The Battle of Shiloh

Posted: 4/6/2012
Author: Laura June Davis
The Heroes of the Battle of Pittsburg Landing (aka Shiloh)

Today and tomorrow mark the sesquicentennial of the Battle of Shiloh—also known as the Battle of Pittsburg Landing. A major battle in the Western Theater, Shiloh took place in southwestern Tennessee and pit Major General Ulysses S. Grant’s Army of the Tennessee and Major General Don Carlos Buell’s Army of the Ohio against Confederate Generals Albert Sidney Johnston’s and P.G.T. Beauregard’s Army of the Mississippi.

After the falls of Forts Henry and Donelson, Confederate General Johnson fell back to Corinth, Mississippi to stage another offensive against Major General Grant. Surprised by the Confederate retrenchment, Grant and approximately 40,000 Union soldiers mounted a counter-offensive along the Tennessee River, near Pittsburg Landing. Grant received orders to wait for Buell’s Army of the Ohio before launching the attack so he drilled his army in the interim.

On the morning of April 6th, Johnston led the Confederates assault. The Rebels surprised and routed many of the raw Yankee troops. However, by the afternoon, the federal troops established a battle line at the “Hornets Nest”—a sunken road. While repeated attacks by the southerners failed to take the Hornets Nest, Confederate artillery turned the tide, resulting in the capture, death, or injury of many northerners. The Union troops established another line covering Pittsburg Landing, anchored with artillery and augmented by Buell’s men who had finally begun to arrive. Fighting continued late into the night but the Union line held. As Johnston had been mortally wounded earlier in the day, General P.G.T. Beauregard assumed command of the Rebel force. 

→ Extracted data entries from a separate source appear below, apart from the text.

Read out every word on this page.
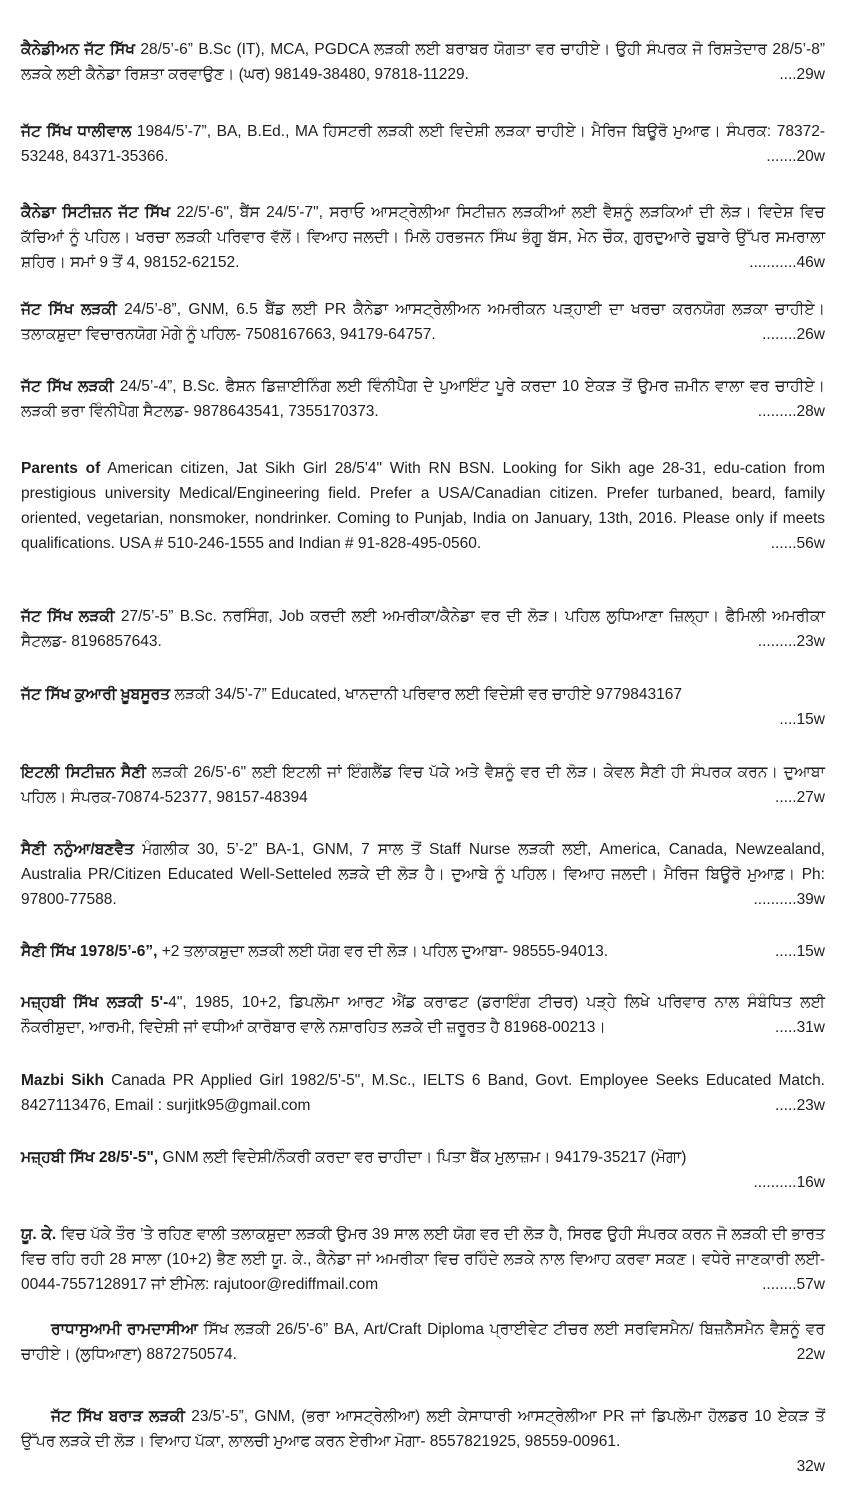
ਕੈਨੇਡੀਅਨ ਜੱਟ ਸਿੱਖ 28/5’-6” B.Sc (IT), MCA, PGDCA ਲੜਕੀ ਲਈ ਬਰਾਬਰ ਯੋਗਤਾ ਵਰ ਚਾਹੀਏ। ਉਹੀ ਸੰਪਰਕ ਜੋ ਰਿਸ਼ਤੇਦਾਰ 28/5’-8” ਲੜਕੇ ਲਈ ਕੈਨੇਡਾ ਰਿਸ਼ਤਾ ਕਰਵਾਉਣ। (ਘਰ) 98149-38480, 97818-11229.	....29w
ਜੱਟ ਸਿੱਖ ਧਾਲੀਵਾਲ 1984/5’-7”, BA, B.Ed., MA ਹਿਸਟਰੀ ਲੜਕੀ ਲਈ ਵਿਦੇਸ਼ੀ ਲੜਕਾ ਚਾਹੀਏ। ਮੈਰਿਜ ਬਿਊਰੋ ਮੁਆਫ। ਸੰਪਰਕ: 78372-53248, 84371-35366.	.......20w
ਕੈਨੇਡਾ ਸਿਟੀਜ਼ਨ ਜੱਟ ਸਿੱਖ 22/5'-6", ਬੈਂਸ 24/5'-7", ਸਰਾਓ ਆਸਟ੍ਰੇਲੀਆ ਸਿਟੀਜ਼ਨ ਲੜਕੀਆਂ ਲਈ ਵੈਸ਼ਨੂੰ ਲੜਕਿਆਂ ਦੀ ਲੋੜ। ਵਿਦੇਸ਼ ਵਿਚ ਕੱਚਿਆਂ ਨੂੰ ਪਹਿਲ। ਖਰਚਾ ਲੜਕੀ ਪਰਿਵਾਰ ਵੱਲੋਂ। ਵਿਆਹ ਜਲਦੀ। ਮਿਲੋ ਹਰਭਜਨ ਸਿੰਘ ਭੰਗੂ ਬੱਸ, ਮੇਨ ਚੌਕ, ਗੁਰਦੁਆਰੇ ਚੁਬਾਰੇ ਉੱਪਰ ਸਮਰਾਲਾ ਸ਼ਹਿਰ। ਸਮਾਂ 9 ਤੋਂ 4, 98152-62152.	...........46w
ਜੱਟ ਸਿੱਖ ਲੜਕੀ 24/5’-8”, GNM, 6.5 ਬੈਂਡ ਲਈ PR ਕੈਨੇਡਾ ਆਸਟ੍ਰੇਲੀਅਨ ਅਮਰੀਕਨ ਪੜ੍ਹਾਈ ਦਾ ਖਰਚਾ ਕਰਨਯੋਗ ਲੜਕਾ ਚਾਹੀਏ। ਤਲਾਕਸ਼ੁਦਾ ਵਿਚਾਰਨਯੋਗ ਮੋਗੇ ਨੂੰ ਪਹਿਲ- 7508167663, 94179-64757.	........26w
ਜੱਟ ਸਿੱਖ ਲੜਕੀ 24/5’-4”, B.Sc. ਫੈਸ਼ਨ ਡਿਜ਼ਾਈਨਿੰਗ ਲਈ ਵਿੰਨੀਪੈਗ ਦੇ ਪੁਆਇੰਟ ਪੂਰੇ ਕਰਦਾ 10 ਏਕੜ ਤੋਂ ਉਮਰ ਜ਼ਮੀਨ ਵਾਲਾ ਵਰ ਚਾਹੀਏ। ਲੜਕੀ ਭਰਾ ਵਿੰਨੀਪੈਗ ਸੈਟਲਡ- 9878643541, 7355170373.	.........28w
Parents of American citizen, Jat Sikh Girl 28/5'4" With RN BSN. Looking for Sikh age 28-31, edu-cation from prestigious university Medical/Engineering field. Prefer a USA/Canadian citizen. Prefer turbaned, beard, family oriented, vegetarian, nonsmoker, nondrinker. Coming to Punjab, India on January, 13th, 2016. Please only if meets qualifications. USA # 510-246-1555 and Indian # 91-828-495-0560.	......56w
ਜੱਟ ਸਿੱਖ ਲੜਕੀ 27/5’-5” B.Sc. ਨਰਸਿੰਗ, Job ਕਰਦੀ ਲਈ ਅਮਰੀਕਾ/ਕੈਨੇਡਾ ਵਰ ਦੀ ਲੋੜ। ਪਹਿਲ ਲੁਧਿਆਣਾ ਜ਼ਿਲ੍ਹਾ। ਫੈਮਿਲੀ ਅਮਰੀਕਾ ਸੈਟਲਡ- 8196857643.	.........23w
ਜੱਟ ਸਿੱਖ ਕੁਆਰੀ ਖ਼ੂਬਸੂਰਤ ਲੜਕੀ 34/5'-7” Educated, ਖਾਨਦਾਨੀ ਪਰਿਵਾਰ ਲਈ ਵਿਦੇਸ਼ੀ ਵਰ ਚਾਹੀਏ 9779843167

....15w

ਇਟਲੀ ਸਿਟੀਜ਼ਨ ਸੈਣੀ ਲੜਕੀ 26/5'-6" ਲਈ ਇਟਲੀ ਜਾਂ ਇੰਗਲੈਂਡ ਵਿਚ ਪੱਕੇ ਅਤੇ ਵੈਸ਼ਨੂੰ ਵਰ ਦੀ ਲੋੜ। ਕੇਵਲ ਸੈਣੀ ਹੀ ਸੰਪਰਕ ਕਰਨ। ਦੁਆਬਾ ਪਹਿਲ। ਸੰਪਰਕ-70874-52377, 98157-48394	.....27w
ਸੈਣੀ ਨਨੁੰਆ/ਬਣਵੈਤ ਮੰਗਲੀਕ 30, 5’-2” BA-1, GNM, 7 ਸਾਲ ਤੋਂ Staff Nurse ਲੜਕੀ ਲਈ, America, Canada, Newzealand, Australia PR/Citizen Educated Well-Setteled ਲੜਕੇ ਦੀ ਲੋੜ ਹੈ। ਦੁਆਬੇ ਨੂੰ ਪਹਿਲ। ਵਿਆਹ ਜਲਦੀ। ਮੈਰਿਜ ਬਿਊਰੋ ਮੁਆਫ਼। Ph: 97800-77588.	..........39w
ਸੈਣੀ ਸਿੱਖ 1978/5’-6”, +2 ਤਲਾਕਸ਼ੁਦਾ ਲੜਕੀ ਲਈ ਯੋਗ ਵਰ ਦੀ ਲੋੜ। ਪਹਿਲ ਦੁਆਬਾ- 98555-94013.	.....15w
ਮਜ਼੍ਹਬੀ ਸਿੱਖ ਲੜਕੀ 5'-4", 1985, 10+2, ਡਿਪਲੋਮਾ ਆਰਟ ਐਂਡ ਕਰਾਫਟ (ਡਰਾਇੰਗ ਟੀਚਰ) ਪੜ੍ਹੇ ਲਿਖੇ ਪਰਿਵਾਰ ਨਾਲ ਸੰਬੰਧਿਤ ਲਈ ਨੌਕਰੀਸ਼ੁਦਾ, ਆਰਮੀ, ਵਿਦੇਸ਼ੀ ਜਾਂ ਵਧੀਆਂ ਕਾਰੋਬਾਰ ਵਾਲੇ ਨਸ਼ਾਰਹਿਤ ਲੜਕੇ ਦੀ ਜ਼ਰੂਰਤ ਹੈ 81968-00213।	.....31w
Mazbi Sikh Canada PR Applied Girl 1982/5'-5", M.Sc., IELTS 6 Band, Govt. Employee Seeks Educated Match. 8427113476, Email : surjitk95@gmail.com	.....23w
ਮਜ਼੍ਹਬੀ ਸਿੱਖ 28/5'-5", GNM ਲਈ ਵਿਦੇਸ਼ੀ/ਨੌਕਰੀ ਕਰਦਾ ਵਰ ਚਾਹੀਦਾ। ਪਿਤਾ ਬੈਂਕ ਮੁਲਾਜ਼ਮ। 94179-35217 (ਮੋਗਾ)

..........16w

ਯੂ. ਕੇ. ਵਿਚ ਪੱਕੇ ਤੌਰ ’ਤੇ ਰਹਿਣ ਵਾਲੀ ਤਲਾਕਸ਼ੁਦਾ ਲੜਕੀ ਉਮਰ 39 ਸਾਲ ਲਈ ਯੋਗ ਵਰ ਦੀ ਲੋੜ ਹੈ, ਸਿਰਫ ਉਹੀ ਸੰਪਰਕ ਕਰਨ ਜੋ ਲੜਕੀ ਦੀ ਭਾਰਤ ਵਿਚ ਰਹਿ ਰਹੀ 28 ਸਾਲਾ (10+2) ਭੈਣ ਲਈ ਯੂ. ਕੇ., ਕੈਨੇਡਾ ਜਾਂ ਅਮਰੀਕਾ ਵਿਚ ਰਹਿੰਦੇ ਲੜਕੇ ਨਾਲ ਵਿਆਹ ਕਰਵਾ ਸਕਣ। ਵਧੇਰੇ ਜਾਣਕਾਰੀ ਲਈ- 0044-7557128917 ਜਾਂ ਈਮੇਲ: rajutoor@rediffmail.com	........57w
ਰਾਧਾਸੁਆਮੀ ਰਾਮਦਾਸੀਆ ਸਿੱਖ ਲੜਕੀ 26/5'-6” BA, Art/Craft Diploma ਪ੍ਰਾਈਵੇਟ ਟੀਚਰ ਲਈ ਸਰਵਿਸਮੈਨ/ ਬਿਜ਼ਨੈੱਸਮੈਨ ਵੈਸ਼ਨੂੰ ਵਰ ਚਾਹੀਏ। (ਲੁਧਿਆਣਾ) 8872750574.	22w
ਜੱਟ ਸਿੱਖ ਬਰਾੜ ਲੜਕੀ 23/5’-5”, GNM, (ਭਰਾ ਆਸਟ੍ਰੇਲੀਆ) ਲਈ ਕੇਸਾਧਾਰੀ ਆਸਟ੍ਰੇਲੀਆ PR ਜਾਂ ਡਿਪਲੋਮਾ ਹੋਲਡਰ 10 ਏਕੜ ਤੋਂ ਉੱਪਰ ਲੜਕੇ ਦੀ ਲੋੜ। ਵਿਆਹ ਪੱਕਾ, ਲਾਲਚੀ ਮੁਆਫ ਕਰਨ ਏਰੀਆ ਮੋਗਾ- 8557821925, 98559-00961.

32w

By the next day, the combined Union force numbered 40,000, while Beauregard’s army numbered less than 30,000. Beauregard, unaware of Buell’s arrival, launched a counterattack in response to a two-mile advance by William Nelson’s division. At first Beauregard was successful but the Yankee troops began repelling the Rebels. Beauregard ordered another counterattack, which stopped the Union advance but his southern troops could not break their lines. Eventually, Beauregard realized that he could not win so he retired from the field in the direction of Corinth. 

The two-day battle resulted in a Union victory and continued Grant’s successes in the West. While Brigadier General William T. Sherman and Brigadier General Thomas J. Wood did pursue Beauregard, resulting in a skirmish against Confederate Colonel Nathan Bedford Forrest’s troops at Fallen Timbers, the Confederates continued to fall back until mid-August. Notably, with a total of 23,746 casualties, Shiloh was the bloodiest battle of the Civil War at that point in time.